Desejo e acção

Recentemente tive a oportunidade de ver um documentário sobre o artista visual Keith Haring (“O universo de Keith Haring”, com realização de Christina Clausen), no qual é possível admirar o prazer de uma prática compulsiva, imparável, o entusiasmo pela possibilidade de agir perante o mundo, com base numa reflexão permanente sobre o lugar da arte.

É muito interessante perceber que Haring, quando tomou consciência de que teria pouco tempo de vida, decidiu acelerar o processo porque considerava que tinha ainda muitas coisas para criar. E, também, que quando o aconselharam a deixar de intervir no espaço público por isso não contribuir para um sentido de escassez da sua obra, ou seja, não contribuir para a valorizar no mercado, rejeitou completamente a sugestão porque o valor daquilo que fazia residia, em grande parte, no facto de estar disponível em muitos locais, para muita gente. É um bom exemplo de como o sentido do que cada um faz não deve ser modificado por uma lógica extrínseca. A lógica de mercado nada tem que ver com a lógica de criação artística livre. Refiro Keith Haring por me parece um bom exemplo da relação entre o desejo e acção: o seu desejo era criar e a sua acção uma consequência desse desejo.

Com tanto ruído à nossa volta, é complicado por vezes percebermos onde reside ainda o nosso desejo, para que consigamos decidir a acção. Penso que o perigo reside por vezes em interpretarmos como desejo nosso aquilo que, por algum motivo, são expectativas dos outros, seja daqueles que nos são mais próximos, seja de uma ideia difusa que parece andar no ar, uma manifestação média dos anseios comuns.

O que tento fazer quando tenho dúvidas é perguntar-me o que continuaria a fazer se tivesse recursos ilimitados. E chego à conclusão de que, tirando alguns aspectos menos estimulantes ligados à burocracia e à gestão, o meu tempo seria sempre dedicado à criação artística, à programação cultural, enfim, a fazer ou estar próximo de quem cria alguma coisa. O desejo, que surgiu quando era ainda muito jovem, conduziu a um conjunto de acções; e as acções, quando relacionadas com o desejo, só o fortalecem, conduzindo a mais acções.

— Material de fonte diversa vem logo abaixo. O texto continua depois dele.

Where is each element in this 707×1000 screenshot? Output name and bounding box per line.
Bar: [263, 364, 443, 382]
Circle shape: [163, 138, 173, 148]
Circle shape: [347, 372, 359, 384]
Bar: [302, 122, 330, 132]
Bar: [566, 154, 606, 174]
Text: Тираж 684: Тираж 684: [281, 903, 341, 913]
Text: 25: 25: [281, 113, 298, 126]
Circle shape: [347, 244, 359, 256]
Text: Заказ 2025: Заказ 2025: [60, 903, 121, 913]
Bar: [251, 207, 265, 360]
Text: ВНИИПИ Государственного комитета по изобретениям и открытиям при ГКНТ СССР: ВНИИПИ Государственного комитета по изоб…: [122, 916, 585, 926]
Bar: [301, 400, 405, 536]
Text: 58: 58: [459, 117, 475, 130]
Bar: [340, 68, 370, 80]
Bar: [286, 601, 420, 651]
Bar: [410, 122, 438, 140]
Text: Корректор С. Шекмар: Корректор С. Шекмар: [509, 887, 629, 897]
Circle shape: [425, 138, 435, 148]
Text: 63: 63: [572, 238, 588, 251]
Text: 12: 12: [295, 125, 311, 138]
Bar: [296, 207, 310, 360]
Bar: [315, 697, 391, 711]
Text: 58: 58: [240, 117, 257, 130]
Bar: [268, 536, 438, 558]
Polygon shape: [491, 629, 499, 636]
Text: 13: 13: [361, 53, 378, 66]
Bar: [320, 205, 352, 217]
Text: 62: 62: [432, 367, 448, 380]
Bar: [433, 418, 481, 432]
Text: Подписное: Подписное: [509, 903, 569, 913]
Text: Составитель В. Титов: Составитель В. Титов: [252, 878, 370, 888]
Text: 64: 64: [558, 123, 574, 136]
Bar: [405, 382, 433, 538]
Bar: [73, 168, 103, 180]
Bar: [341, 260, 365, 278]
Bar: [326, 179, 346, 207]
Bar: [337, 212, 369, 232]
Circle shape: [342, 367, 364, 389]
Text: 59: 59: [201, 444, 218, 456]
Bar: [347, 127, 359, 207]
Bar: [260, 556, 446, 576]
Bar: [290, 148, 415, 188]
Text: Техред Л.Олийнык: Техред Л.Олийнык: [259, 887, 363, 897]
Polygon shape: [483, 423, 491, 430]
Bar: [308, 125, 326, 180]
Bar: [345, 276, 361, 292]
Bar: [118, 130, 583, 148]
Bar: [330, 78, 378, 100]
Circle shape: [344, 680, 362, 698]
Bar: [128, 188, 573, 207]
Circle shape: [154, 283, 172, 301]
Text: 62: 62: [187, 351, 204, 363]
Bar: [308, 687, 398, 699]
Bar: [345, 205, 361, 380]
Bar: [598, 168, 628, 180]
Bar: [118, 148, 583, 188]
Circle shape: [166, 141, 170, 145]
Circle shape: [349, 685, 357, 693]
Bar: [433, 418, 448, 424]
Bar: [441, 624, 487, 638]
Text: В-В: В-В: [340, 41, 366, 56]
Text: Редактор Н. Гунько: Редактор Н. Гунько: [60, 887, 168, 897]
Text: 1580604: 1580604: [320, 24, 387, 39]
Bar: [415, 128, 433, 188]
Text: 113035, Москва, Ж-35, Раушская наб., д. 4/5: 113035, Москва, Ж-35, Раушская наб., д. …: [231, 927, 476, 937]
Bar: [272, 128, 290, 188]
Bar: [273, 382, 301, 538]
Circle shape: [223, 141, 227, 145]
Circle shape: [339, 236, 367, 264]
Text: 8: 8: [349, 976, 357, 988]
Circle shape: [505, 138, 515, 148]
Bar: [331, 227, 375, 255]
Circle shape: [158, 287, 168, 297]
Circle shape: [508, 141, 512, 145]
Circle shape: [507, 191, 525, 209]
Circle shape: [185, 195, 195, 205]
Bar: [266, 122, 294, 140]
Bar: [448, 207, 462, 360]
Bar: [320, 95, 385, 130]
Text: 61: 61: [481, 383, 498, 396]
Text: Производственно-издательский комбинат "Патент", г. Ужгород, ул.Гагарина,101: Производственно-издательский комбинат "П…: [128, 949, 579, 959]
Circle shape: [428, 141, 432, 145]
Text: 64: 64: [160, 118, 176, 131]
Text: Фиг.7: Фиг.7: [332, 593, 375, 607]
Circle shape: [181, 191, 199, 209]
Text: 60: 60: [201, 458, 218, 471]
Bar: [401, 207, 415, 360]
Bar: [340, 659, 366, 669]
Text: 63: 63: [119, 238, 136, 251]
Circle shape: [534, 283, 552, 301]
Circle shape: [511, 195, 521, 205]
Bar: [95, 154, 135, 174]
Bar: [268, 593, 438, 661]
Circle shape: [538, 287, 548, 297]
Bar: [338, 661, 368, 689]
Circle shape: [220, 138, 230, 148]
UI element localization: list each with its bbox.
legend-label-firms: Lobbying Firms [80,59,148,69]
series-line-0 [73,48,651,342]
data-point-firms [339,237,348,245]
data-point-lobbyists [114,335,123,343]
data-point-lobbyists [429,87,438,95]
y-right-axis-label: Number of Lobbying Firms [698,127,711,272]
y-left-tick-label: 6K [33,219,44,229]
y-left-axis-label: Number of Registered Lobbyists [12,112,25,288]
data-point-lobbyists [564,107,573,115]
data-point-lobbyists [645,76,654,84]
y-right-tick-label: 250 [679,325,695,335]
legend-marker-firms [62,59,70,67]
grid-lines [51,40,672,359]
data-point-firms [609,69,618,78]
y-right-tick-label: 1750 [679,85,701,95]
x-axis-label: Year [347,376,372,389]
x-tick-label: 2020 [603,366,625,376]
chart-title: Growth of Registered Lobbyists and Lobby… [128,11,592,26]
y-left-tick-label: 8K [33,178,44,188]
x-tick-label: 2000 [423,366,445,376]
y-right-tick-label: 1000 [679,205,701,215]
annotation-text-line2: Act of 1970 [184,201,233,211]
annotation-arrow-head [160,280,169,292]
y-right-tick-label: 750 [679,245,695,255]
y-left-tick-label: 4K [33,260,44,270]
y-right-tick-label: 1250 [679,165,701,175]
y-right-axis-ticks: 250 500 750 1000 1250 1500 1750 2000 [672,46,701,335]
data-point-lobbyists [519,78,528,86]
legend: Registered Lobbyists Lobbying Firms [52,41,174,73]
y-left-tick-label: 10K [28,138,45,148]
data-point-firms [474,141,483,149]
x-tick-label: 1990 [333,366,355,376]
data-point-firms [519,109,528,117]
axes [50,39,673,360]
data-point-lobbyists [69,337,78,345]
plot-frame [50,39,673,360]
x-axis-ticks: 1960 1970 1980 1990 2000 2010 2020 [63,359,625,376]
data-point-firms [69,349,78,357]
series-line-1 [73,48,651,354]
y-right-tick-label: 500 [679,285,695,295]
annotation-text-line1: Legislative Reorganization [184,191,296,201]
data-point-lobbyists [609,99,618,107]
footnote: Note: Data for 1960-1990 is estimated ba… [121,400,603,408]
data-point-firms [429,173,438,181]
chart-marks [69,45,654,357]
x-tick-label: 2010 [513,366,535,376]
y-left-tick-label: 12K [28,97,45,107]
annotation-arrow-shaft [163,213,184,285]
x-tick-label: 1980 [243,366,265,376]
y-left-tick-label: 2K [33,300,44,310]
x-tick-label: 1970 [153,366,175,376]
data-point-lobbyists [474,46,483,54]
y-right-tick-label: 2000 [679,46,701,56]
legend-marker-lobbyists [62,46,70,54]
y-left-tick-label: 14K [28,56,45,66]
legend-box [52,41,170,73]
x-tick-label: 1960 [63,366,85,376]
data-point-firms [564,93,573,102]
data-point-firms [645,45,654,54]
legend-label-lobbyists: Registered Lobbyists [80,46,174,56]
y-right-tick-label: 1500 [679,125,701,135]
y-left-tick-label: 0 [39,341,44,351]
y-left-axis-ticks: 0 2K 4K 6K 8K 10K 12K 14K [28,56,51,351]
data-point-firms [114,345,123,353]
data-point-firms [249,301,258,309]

Tenho dedicado algum tempo a pensar no percurso da Mascarenhas-Martins, incluindo a sua pré-história, uma vez que em 2025 a nossa Companhia irá comemorar dez anos. Este percurso tem sido a manifestação prática, em forma de acção colectiva, dos desejos que a Maria Mascarenhas e eu partilhamos desde que nos conhecemos em 2010. A primeira conversa longa que tivemos, de que nunca nos esquecemos, foi exactamente a constatação de como esses desejos, não sendo iguais, eram complementares e poderiam dar origem a um conjunto de acções práticas. E assim tem sido, envolvendo imensa gente, mobilizando recursos, tentando que a nossa acção seja um exemplo de fidelidade à força que a colocou em movimento.